Description
Poetry. Translation Studies. 2x6 consists of short "stanzories"—stanzas that are also stories, each one relating an encounter between two people. Appearing in English, French, Spanish, Russian, Japanese, and Polish, the stanzories are generated by a similar underlying process, even as they do not correspond to one another the way a translation typically does to a source text. These sixfold verses are generated by six short computer programs, the code of which is also presented in full. These simple programs can endlessly churn out combinatorial lines that challenge the reader to determine to whom "she" and "he," and "him" and "her" refer, as well as which is the more powerful one, which the underdog. As John Cayley writes, "Gender is the chief generative obstacle here—making more than two times six—distributed across the natural grammars of these micro-dramas, with their psychosocial, vocational, and hierarchical narrative vectors."
Author Bio
Nick Montfort lives in New York City and Boston and is a professor at MIT. He is an author or editor of a dozen books and developed, individually or in collaboration, more than fifty digital art and poetry projects.
Author City: USA
Serge Bouchardon is professor at the University of Technology of Compiègne (France).
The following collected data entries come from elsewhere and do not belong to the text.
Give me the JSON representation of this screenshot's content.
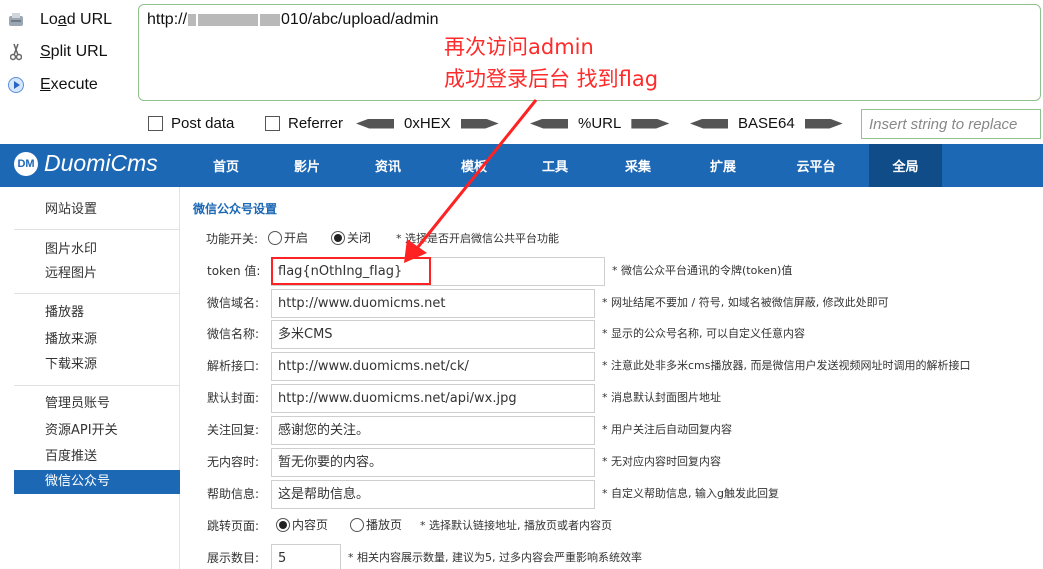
{
  "hackbar": {
    "buttons": {
      "load_url": {
        "pre": "Lo",
        "key": "a",
        "post": "d URL"
      },
      "split_url": {
        "pre": "",
        "key": "S",
        "post": "plit URL"
      },
      "execute": {
        "pre": "",
        "key": "E",
        "post": "xecute"
      }
    },
    "url": {
      "prefix": "http://",
      "suffix": "010/abc/upload/admin"
    },
    "notes": [
      "再次访问admin",
      "成功登录后台  找到flag"
    ],
    "options": {
      "post_data": "Post data",
      "referrer": "Referrer",
      "hex": "0xHEX",
      "url": "%URL",
      "base64": "BASE64"
    },
    "replace_placeholder": "Insert string to replace"
  },
  "brand": {
    "mark": "DM",
    "name": "DuomiCms"
  },
  "nav": {
    "items": [
      "首页",
      "影片",
      "资讯",
      "模板",
      "工具",
      "采集",
      "扩展",
      "云平台",
      "全局"
    ],
    "active": "全局"
  },
  "sidebar": {
    "items": [
      "网站设置",
      "图片水印",
      "远程图片",
      "播放器",
      "播放来源",
      "下载来源",
      "管理员账号",
      "资源API开关",
      "百度推送",
      "微信公众号"
    ],
    "active": "微信公众号"
  },
  "form": {
    "section_title": "微信公众号设置",
    "switch": {
      "label": "功能开关:",
      "on": "开启",
      "off": "关闭",
      "selected": "off",
      "hint": "* 选择是否开启微信公共平台功能"
    },
    "fields": [
      {
        "label": "token 值:",
        "value": "flag{nOthIng_fIag}",
        "hint": "* 微信公众平台通讯的令牌(token)值"
      },
      {
        "label": "微信域名:",
        "value": "http://www.duomicms.net",
        "hint": "* 网址结尾不要加 / 符号, 如域名被微信屏蔽, 修改此处即可"
      },
      {
        "label": "微信名称:",
        "value": "多米CMS",
        "hint": "* 显示的公众号名称, 可以自定义任意内容"
      },
      {
        "label": "解析接口:",
        "value": "http://www.duomicms.net/ck/",
        "hint": "* 注意此处非多米cms播放器, 而是微信用户发送视频网址时调用的解析接口"
      },
      {
        "label": "默认封面:",
        "value": "http://www.duomicms.net/api/wx.jpg",
        "hint": "* 消息默认封面图片地址"
      },
      {
        "label": "关注回复:",
        "value": "感谢您的关注。",
        "hint": "* 用户关注后自动回复内容"
      },
      {
        "label": "无内容时:",
        "value": "暂无你要的内容。",
        "hint": "* 无对应内容时回复内容"
      },
      {
        "label": "帮助信息:",
        "value": "这是帮助信息。",
        "hint": "* 自定义帮助信息, 输入g触发此回复"
      }
    ],
    "jump": {
      "label": "跳转页面:",
      "content": "内容页",
      "play": "播放页",
      "selected": "content",
      "hint": "* 选择默认链接地址, 播放页或者内容页"
    },
    "count": {
      "label": "展示数目:",
      "value": "5",
      "hint": "* 相关内容展示数量, 建议为5, 过多内容会严重影响系统效率"
    }
  },
  "colors": {
    "accent": "#1c68b5",
    "annotation": "#ff2222"
  }
}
His research focuses on digital creation, in particular digital literature; as an author, he is interested in the unveiling of interactivity.
Author City: FRA
Andrew Campana is a poet, translator, and PhD candidate in modern Japanese literature at Harvard University, and lives in Tokyo; he is currently researching poetry across media forms and technologies in 20th century Japan.
Author City: JAP
Natalia Fedorova is a mediapoet, translator, and a curator of the 101.Mediapoetry Festival. She teaches digital art and creative writing with new media at St. Petersburg State University.
Author City: RUS
Carlos León, an assistant professor at the Complutense University of Madrid, is interested in narrative and the intersection between artificial intelligence, cognitive systems, and computational creativity.
Author City: SPA
Aleksandra Małecka is a translator and translation studies researcher who works with electronic, experimental and otherwise unconventional literature. She collaborates with the Kraków-based Ha!art Publishing House.
Author City: POL
Piotr Marecki is assistant professor at the Jagiellonian University in Kraków and lecturer at the Polish National Film, Television and Theater School in Łódź. Since 1999 he has been editor-in- chief of Ha!art Publishing House, which he co-founded.